My feelings have been pretty tender this weekend, but when they played “Families Can Be Together Forever” as the rest hymn in sacrament today, I straight-up lost it.

This weekend, my sister-in-law and I hosted a little maker’s market in Kaysville.

Also this weekend, my dad and his siblings gathered in Lake Tahoe to scatter my Aunt Donece’s ashes in the place she loved most, among the people she loved most. My mama stayed behind to support me in market prep and to take care of Gracie so Brittany could be in a best friend’s wedding in Bear Lake this weekend, because that’s the kind of selfless call mamas make.

During the market, my thoughts were a lot on my family, especially my Aunt Donece’s family. My cousin Meg is one of my very best friends. No matter how long we go without seeing each other, it’s always the same when we do. We were inseparable growing up and infamously naughty together. Like one time we watched a Reading Rainbow (can I get an AMEN on Reading Rainbow) on how food is made or something and felt it was a really good idea to try to make our own syrup. But since no bowls were big enough for the syrup we were about to make, we just dumped water and sugar and anything else we could find that was sticky right onto the kitchen floor. (WHOOPS.) Aunt Donece had to tackle that one with us, since she watched me during the week while my mama finished nursing school.

So during the market, when I had a spare minute, I was watching for word from my dad or a post from Meg to see how things had gone in letting her go. My heart was definitely with them. Meg posted the beautiful picture at the beginning of this post with the following caption:

“You can shed tears that she is gone,
Or you can smile because she lived,
You can close your eyes and pray that she will come back,
Or you can open your eyes and see all that she has left.
Your heart can be empty because you can’t see her,
Or you can be full of the love that you have shared,
You can turn your back on tomorrow and live yesterday,
Or you can be happy for tomorrow because of yesterday.
You can remember her and only that she is gone,
Or you can cherish her memory and let it live on,
You can cry and close your mind, be empty and turn your back,
Or you can do what she would want: smile, open your eyes, love and go on.
Mom, although I don’t understand and it’s not easy I am learning how to go on. I know you’ll be with me every step of the way. I will love you always and cherish you forever!”

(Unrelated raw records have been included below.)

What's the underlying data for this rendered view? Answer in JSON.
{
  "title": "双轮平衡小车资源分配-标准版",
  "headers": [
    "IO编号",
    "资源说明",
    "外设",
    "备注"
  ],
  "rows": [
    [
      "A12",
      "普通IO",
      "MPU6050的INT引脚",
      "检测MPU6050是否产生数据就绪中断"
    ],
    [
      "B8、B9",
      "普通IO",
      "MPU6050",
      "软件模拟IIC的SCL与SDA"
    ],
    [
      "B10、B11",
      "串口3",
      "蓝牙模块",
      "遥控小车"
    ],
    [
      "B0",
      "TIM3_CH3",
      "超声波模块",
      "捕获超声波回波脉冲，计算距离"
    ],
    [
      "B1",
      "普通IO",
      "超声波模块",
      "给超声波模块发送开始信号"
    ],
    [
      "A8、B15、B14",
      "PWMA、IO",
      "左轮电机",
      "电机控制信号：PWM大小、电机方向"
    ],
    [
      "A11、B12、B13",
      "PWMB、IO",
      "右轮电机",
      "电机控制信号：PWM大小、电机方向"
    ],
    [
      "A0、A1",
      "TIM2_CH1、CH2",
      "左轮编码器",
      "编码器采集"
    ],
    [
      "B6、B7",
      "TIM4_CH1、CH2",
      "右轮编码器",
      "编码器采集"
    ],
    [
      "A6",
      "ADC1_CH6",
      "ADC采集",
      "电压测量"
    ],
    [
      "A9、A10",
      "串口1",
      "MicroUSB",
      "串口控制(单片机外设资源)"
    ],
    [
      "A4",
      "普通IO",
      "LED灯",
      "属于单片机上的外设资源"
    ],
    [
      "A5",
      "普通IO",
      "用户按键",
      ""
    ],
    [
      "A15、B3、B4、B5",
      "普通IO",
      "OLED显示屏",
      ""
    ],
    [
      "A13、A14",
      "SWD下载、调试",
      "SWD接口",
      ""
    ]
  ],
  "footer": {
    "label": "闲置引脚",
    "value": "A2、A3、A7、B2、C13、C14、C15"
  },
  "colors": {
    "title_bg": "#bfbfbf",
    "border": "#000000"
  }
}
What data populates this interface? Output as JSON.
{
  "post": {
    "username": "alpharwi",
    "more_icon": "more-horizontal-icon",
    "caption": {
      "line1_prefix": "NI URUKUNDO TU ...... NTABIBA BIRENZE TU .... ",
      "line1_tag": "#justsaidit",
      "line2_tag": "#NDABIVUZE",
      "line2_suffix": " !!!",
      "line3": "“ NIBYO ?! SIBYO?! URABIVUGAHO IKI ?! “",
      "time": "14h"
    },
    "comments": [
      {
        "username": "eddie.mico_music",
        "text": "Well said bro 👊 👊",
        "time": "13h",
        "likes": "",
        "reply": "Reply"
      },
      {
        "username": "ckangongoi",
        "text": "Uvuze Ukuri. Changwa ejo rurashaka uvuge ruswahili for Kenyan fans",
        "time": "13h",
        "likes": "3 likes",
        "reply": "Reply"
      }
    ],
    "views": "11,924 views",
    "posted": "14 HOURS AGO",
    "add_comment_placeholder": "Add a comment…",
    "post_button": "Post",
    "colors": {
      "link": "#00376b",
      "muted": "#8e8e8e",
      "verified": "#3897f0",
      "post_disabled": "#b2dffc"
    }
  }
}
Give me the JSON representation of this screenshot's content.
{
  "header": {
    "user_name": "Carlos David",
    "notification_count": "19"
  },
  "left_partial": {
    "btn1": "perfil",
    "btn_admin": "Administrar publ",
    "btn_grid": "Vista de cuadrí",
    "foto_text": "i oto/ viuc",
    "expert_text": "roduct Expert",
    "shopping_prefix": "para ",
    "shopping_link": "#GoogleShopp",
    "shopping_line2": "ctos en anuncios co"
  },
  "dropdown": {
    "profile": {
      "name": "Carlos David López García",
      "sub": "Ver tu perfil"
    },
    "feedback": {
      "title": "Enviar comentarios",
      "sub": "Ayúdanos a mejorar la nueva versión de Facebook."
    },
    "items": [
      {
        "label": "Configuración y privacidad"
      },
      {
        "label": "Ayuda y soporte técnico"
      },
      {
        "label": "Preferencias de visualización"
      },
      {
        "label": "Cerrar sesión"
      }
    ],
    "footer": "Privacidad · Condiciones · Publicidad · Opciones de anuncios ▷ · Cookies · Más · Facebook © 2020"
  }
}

It was pretty hard to maintain composure as I read, and the loss of my aunt hit me like a ton of bricks. I ached for my cousin, and I ached for my aunt’s presence. This was the first major event in my life done without her, and I felt it. I thought back to our wedding and the way she helped at every turn. I remember her help at showers, with hours of reception set-up, and I will remember forever how after the hours and hours of reception set-up, when everyone else had gone home, she followed my mom to our house and slipped silently in the front door, joined my mom in the kitchen, and wordlessly picked up a knife and stood by her side working on food prep late into the night.

I know, had she been here, that she would have been involved in the whole process wherever she saw needs. That she would have helped make thank you’s for vendors, organize spreadsheets, pack snacks, share the event, supply coolers and fans and some kind of life-changing Amazon gadget. She would wordlessly offer support with her presence because that’s what she did and that’s who she is. She has done that for every project and event my entire life, and as a result made herself indispensable to those she loved. She is indispensable to me and my family, and we are only five out of hundreds.

However, as I re-read Meg’s caption, trying to blink tears away and bring myself back to where I was, sitting in the July heat at a busy market, the words took root in my heart. “You can remember her and only that she is gone, or you can cherish her memory and let it live on. You can cry and close your mind, be empty and turn your back, or you can do what she would want: smile, open your eyes, love and go on.”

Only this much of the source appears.